The amount of equity release lending reached an all-time high of £1.38 billion in 2014, figures from the Equity Release Council have revealed.
In just one year the market grew by 29 per cent as the appeal of equity release among older homeowners over the age of 55 grew.
Last year saw 21,336 new customers – the most recorded since 2008 – and a 13 per cent increase from 2013. Customer numbers have now grown for four consecutive years.
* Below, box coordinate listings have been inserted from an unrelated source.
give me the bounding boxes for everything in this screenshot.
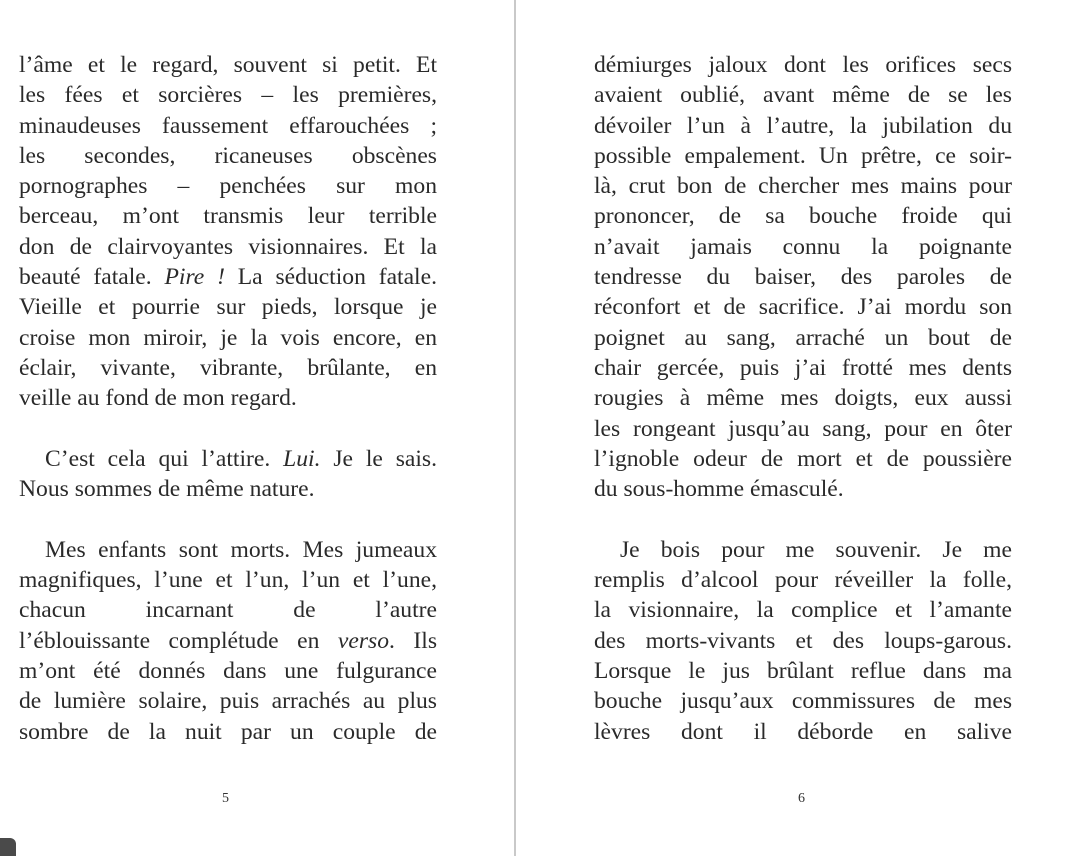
text-line: tendresse du baiser, des paroles de [594, 264, 1012, 291]
text-line: là, crut bon de chercher mes mains pour [594, 173, 1012, 200]
text-line: dévoiler l’un à l’autre, la jubilation du [594, 112, 1012, 139]
text-line: les fées et sorcières – les premières, [19, 82, 437, 109]
text-line: croise mon miroir, je la vois encore, en [19, 324, 437, 351]
italic-word: Pire ! [164, 264, 225, 291]
text-line: Vieille et pourrie sur pieds, lorsque je [19, 294, 437, 321]
left-page-text [19, 50, 437, 747]
text-line: prononcer, de sa bouche froide qui [594, 203, 1012, 230]
text-line: don de clairvoyantes visionnaires. Et la [19, 233, 437, 260]
italic-word: verso [337, 627, 390, 654]
text-line: éclair, vivante, vibrante, brûlante, en [19, 354, 437, 381]
text-line: Lorsque le jus brûlant reflue dans ma [594, 657, 1012, 684]
right-page-text [594, 50, 1012, 747]
text-line: l’éblouissante complétude en verso. Ils [19, 627, 438, 654]
text-line: beauté fatale. Pire ! La séduction fatale. [19, 264, 437, 291]
text-line: du sous-homme émasculé. [594, 476, 844, 503]
text-line: réconfort et de sacrifice. J’ai mordu son [594, 294, 1012, 321]
book-gutter [514, 0, 516, 856]
text-line: démiurges jaloux dont les orifices secs [594, 52, 1012, 78]
text-line: pornographes – penchées sur mon [19, 173, 437, 200]
page-number-left: 5 [222, 791, 229, 806]
text-line: avaient oublié, avant même de se les [594, 82, 1012, 109]
text-line: magnifiques, l’une et l’un, l’un et l’une, [19, 567, 437, 594]
paragraph-gap [594, 504, 1012, 534]
text-line: m’ont été donnés dans une fulgurance [19, 657, 437, 684]
text-line: n’avait jamais connu la poignante [594, 233, 1012, 260]
text-line: rougies à même mes doigts, eux aussi [594, 385, 1012, 412]
text-line: Mes enfants sont morts. Mes jumeaux [45, 536, 437, 563]
paragraph [19, 444, 437, 505]
text-line: minaudeuses faussement effarouchées ; [19, 112, 437, 139]
page-number-right: 6 [798, 791, 805, 806]
text-line: Je bois pour me souvenir. Je me [620, 536, 1012, 563]
italic-word: Lui. [283, 445, 321, 472]
text-line: des morts-vivants et des loups-garous. [594, 627, 1012, 654]
text-line: chair gercée, puis j’ai frotté mes dents [594, 354, 1012, 381]
text-line: sombre de la nuit par un couple de [19, 718, 437, 745]
text-line: berceau, m’ont transmis leur terrible [19, 203, 437, 230]
text-line: C’est cela qui l’attire. Lui. Je le sais. [45, 445, 438, 472]
text-line: l’ignoble odeur de mort et de poussière [594, 445, 1012, 472]
text-line: la visionnaire, la complice et l’amante [594, 597, 1012, 624]
text-line: Nous sommes de même nature. [19, 476, 315, 503]
paragraph-gap [19, 414, 437, 444]
text-line: lèvres dont il déborde en salive [594, 718, 1012, 745]
text-line: poignet au sang, arraché un bout de [594, 324, 1012, 351]
corner-tab[interactable] [0, 838, 16, 856]
paragraph [594, 535, 1012, 747]
paragraph-gap [19, 504, 437, 534]
text-line: chacun incarnant de l’autre [19, 597, 437, 624]
text-line: les secondes, ricaneuses obscènes [19, 142, 437, 169]
text-line: veille au fond de mon regard. [19, 385, 297, 412]
text-line: de lumière solaire, puis arrachés au plus [19, 688, 437, 715]
text-line: possible empalement. Un prêtre, ce soir- [594, 142, 1012, 169]
paragraph [19, 535, 437, 747]
text-line: l’âme et le regard, souvent si petit. Et [19, 52, 437, 78]
paragraph [19, 50, 437, 414]
paragraph [594, 50, 1012, 504]
text-line: remplis d’alcool pour réveiller la folle, [594, 567, 1012, 594]
text-line: les rongeant jusqu’au sang, pour en ôter [594, 415, 1012, 442]
text-line: bouche jusqu’aux commissures de mes [594, 688, 1012, 715]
The average amount an equity release borrower took out in 2014 was £64,787, another record and a 14 per cent rise from the year before. This exceeds the previous record of £60,504 in 1998 by 7 per cent.
Products
Two-thirds of new equity release customers (66 per cent) chose drawdown products in 2014, in contrast to just 25 per cent of customers in 2006. These products allow retirees to take smaller sums as and when required, often allowing more of their housing wealth to be preserved.
Lump sum products, where borrowers draw down one sum of money, now account for 34 per cent of new plans while home reversion account for less than 1 per cent. Home reversion is where the provider buys all or part of your property but you can live there for the rest of your life.
Comment
Nigel Waterson, chairman of the Equity Release Council commented: “Many retirees have more wealth tied up in property than anywhere else, so it is only logical that this forms part of their plan to enjoy a comfortable retirement.
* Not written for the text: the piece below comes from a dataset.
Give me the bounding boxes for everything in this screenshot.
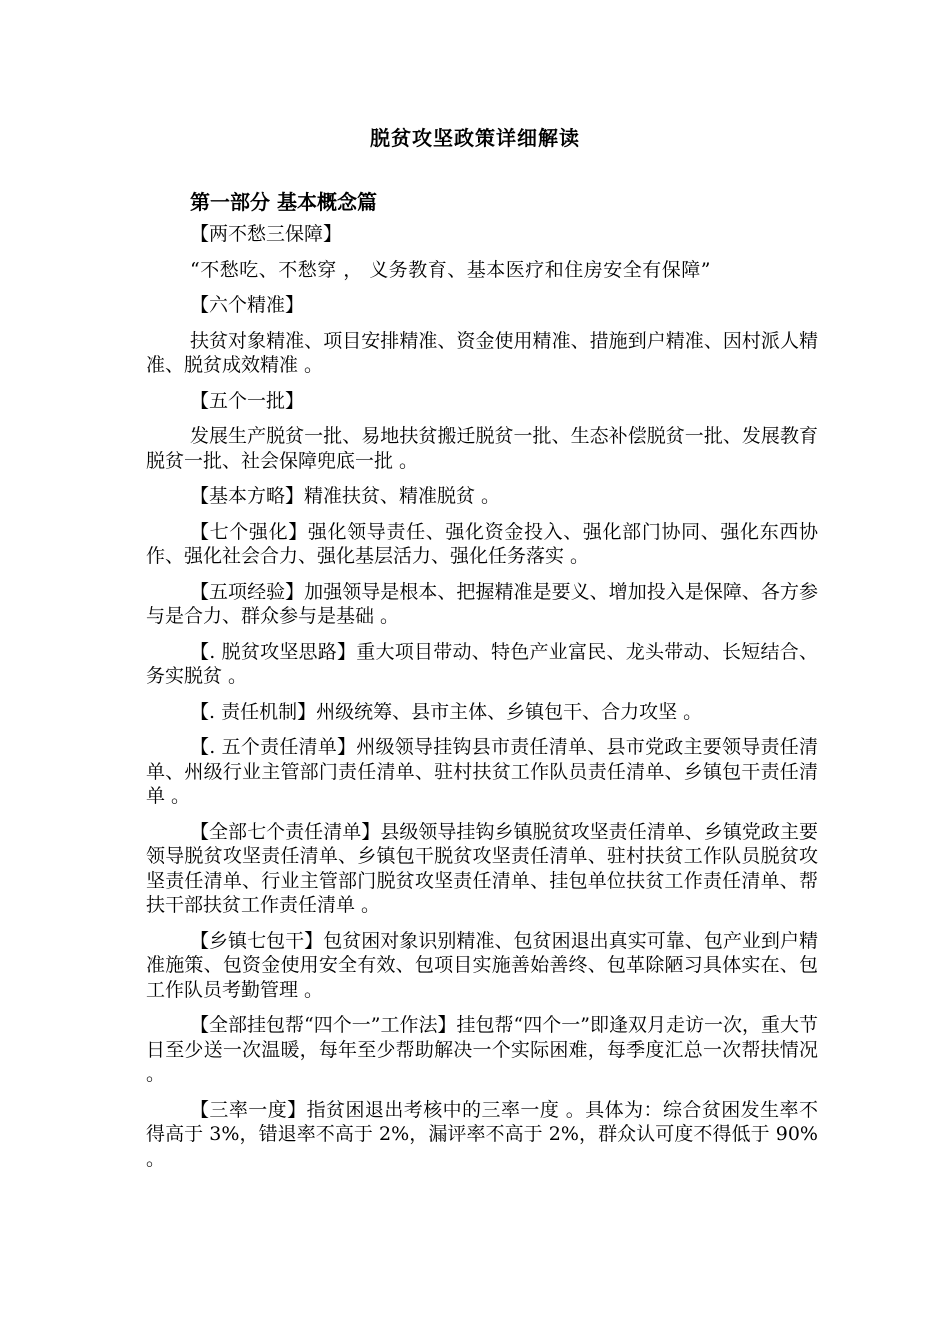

“The new pension freedoms won’t change the fact that many people do not have enough savings for later life. There is a danger that people’s pension pots will be ‘here today, gone tomorrow’ – but housing wealth is the one constant that many in this generation can rely on for support.
Geoff Charles, CEO of equity release adviser firm Bower Retirement Services, said: “Gone are the days when equity release was perceived as the black sheep of retirement finance. Now, this growing sector is becoming far more mainstream – as customers learn the benefits of releasing some of their housing wealth.”
Alice Watson, marketing manager, Stonehaven, commented: “The average retiree is sitting on housing equity of around £200,000, so it’s no surprise that using a lifetime mortgage is fast becoming an important part of retirement planning.
“Inflated property prices and low interest rates mean that older homeowners find themselves asset rich but cash poor and are starting to realise the benefits and freedom of unlocking the capital in their homes.”